The 27 page complaint includes 13 counts:
- Count 1 – Sexual harassment and discrimination
- Count 2 – Sexual harassment hostile work environment
- Count 3 – Retaliation
- Count 4 – Negligent hiring and retention of the various instructors
- Count 5 – Intentional infliction of severe emotional distress against the instructors
- Count 6 – Respondeat superior – tagging liability for the instructor’s actions to the county
- Count 7 – Civil conspiracy among the instructors to intimidate and harass Grant because of her sex and age.
- Count 8 – Violation of Maryland’s Declaration of Rights
- Count 9 – Violation of equal protection under the 14th Amendment to the US Constitution
- Count 10 – Conspiracy under 24 USC 1983
- Count 11 – Violation of Grant’s state constitutional rights
- Count 12 – Negligence against Instructor Gary Schweigerath
- Count 13 – Negligence against all the instructors
All tolled, the complaint seeks unspecified compensatory damages and $39 million in punitive damages.
Here is a copy of the complaint. Grant v Baltimore County
I would encourage all fire service instructors to download the complaint and review the allegations. The facts of this case should also be concerning to those responsible for running our nation’s fire academies.
To set the stage, let’s take a look at this video clip from Full Metal Jacket:
It's a clip we all love… but the problem is: how many fire instructors out there – with the absolute best of intentions – tend to emulate Sergeant Hartman in how they treat new recruits?

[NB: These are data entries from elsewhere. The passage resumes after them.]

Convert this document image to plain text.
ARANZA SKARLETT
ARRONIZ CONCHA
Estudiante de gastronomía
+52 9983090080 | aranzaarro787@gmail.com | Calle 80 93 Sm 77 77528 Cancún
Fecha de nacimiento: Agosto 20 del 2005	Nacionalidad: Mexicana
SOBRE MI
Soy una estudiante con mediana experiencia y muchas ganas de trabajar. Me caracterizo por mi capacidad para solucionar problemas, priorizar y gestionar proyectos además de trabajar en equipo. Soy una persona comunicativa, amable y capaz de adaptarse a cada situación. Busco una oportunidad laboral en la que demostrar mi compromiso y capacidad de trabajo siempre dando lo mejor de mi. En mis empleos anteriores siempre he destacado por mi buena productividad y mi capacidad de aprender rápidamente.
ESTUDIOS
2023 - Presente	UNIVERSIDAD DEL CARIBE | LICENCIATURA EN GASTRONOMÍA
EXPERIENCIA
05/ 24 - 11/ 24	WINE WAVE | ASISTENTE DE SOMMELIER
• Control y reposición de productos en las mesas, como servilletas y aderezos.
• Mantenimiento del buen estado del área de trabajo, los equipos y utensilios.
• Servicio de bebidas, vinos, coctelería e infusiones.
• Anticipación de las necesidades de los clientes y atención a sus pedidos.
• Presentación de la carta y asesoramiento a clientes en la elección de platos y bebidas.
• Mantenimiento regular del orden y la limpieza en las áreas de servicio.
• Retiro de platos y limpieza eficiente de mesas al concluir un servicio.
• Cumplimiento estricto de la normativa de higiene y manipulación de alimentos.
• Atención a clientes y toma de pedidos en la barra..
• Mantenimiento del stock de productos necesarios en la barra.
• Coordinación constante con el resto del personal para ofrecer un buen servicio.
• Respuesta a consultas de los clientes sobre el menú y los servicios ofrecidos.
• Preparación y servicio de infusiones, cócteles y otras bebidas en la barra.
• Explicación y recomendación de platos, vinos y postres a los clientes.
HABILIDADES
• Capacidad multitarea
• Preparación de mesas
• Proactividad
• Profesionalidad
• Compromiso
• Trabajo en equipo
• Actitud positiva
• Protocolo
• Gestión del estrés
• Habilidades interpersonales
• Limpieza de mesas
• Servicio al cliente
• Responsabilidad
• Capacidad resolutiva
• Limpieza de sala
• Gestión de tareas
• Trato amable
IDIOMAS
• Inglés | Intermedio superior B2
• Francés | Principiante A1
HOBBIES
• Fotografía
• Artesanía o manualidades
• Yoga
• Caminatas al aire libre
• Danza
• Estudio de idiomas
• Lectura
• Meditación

While it is impossible to determine from reading this complaint whether Ms. Grant had an aptitude shortfall that precipitated the wrath of her instructors – for the sake of the point I am making – it really doesn’t matter.
Even if a recruit is totally incompetent and has absolutely no business being a firefighter, they can still be the victim of illegal hazing and harassment. The two are not mutually exclusive. Just because someone is incompetent, it does not justify abusive behavior such as that provided by Sergeant Hartman. What’s more – incompetence on the part of a candidate is not going to be a defense to a claim of sexual harassment or age discrimination.
That reality exposes the problem with allowing Sergeant Hartmans to have free reign at our fire academies. When intimidating and harassing behavior is directed toward a candidate who is a member of a protected class (gender, race, age, disability, national origin, etc.) the instructors find themselves in almost an indefensible position.
Perhaps I overstated that… let me rephrase: the attorneys trying to defend these instructors in federal court on allegations of illegal discrimination find themselves in an almost indefensible position. The instructors will likely be too busy worrying about whether their houses, cars and bank accounts will still be theirs when the case is finally over.
How exactly does one prove that a female candidate, who by all measures has been harassed, has not been treated any differently than any other recruit? And how exactly do you prove she was harassed because she was incompetent, not because she was a woman?
Even if the instructor is right – that the candidate is incompetent… the instructor can be wrong because of the way the recruit was treated. Sure we can try to prove that the instructors were mean and belligerent to everyone… just like Sergeant Hartman. In real life that is a very very tough case to make in court… and frankly I am not seeing many cases like that coming out favorably for the fire department or the instructors.
Those who are responsible for training firefighters need to pay heed to this case. This is not the first case involving a similar fact pattern and it won’t be the last case. A fire service instructor who dishes out “tough love” like Sergeant Hartman had best understand the risk he/she is running and be prepared to spend some time court.
IMHO fire academies really need to rethink the appropriateness of the Sergeant Hartman instructor model for use in the civilian (non-military) fire service.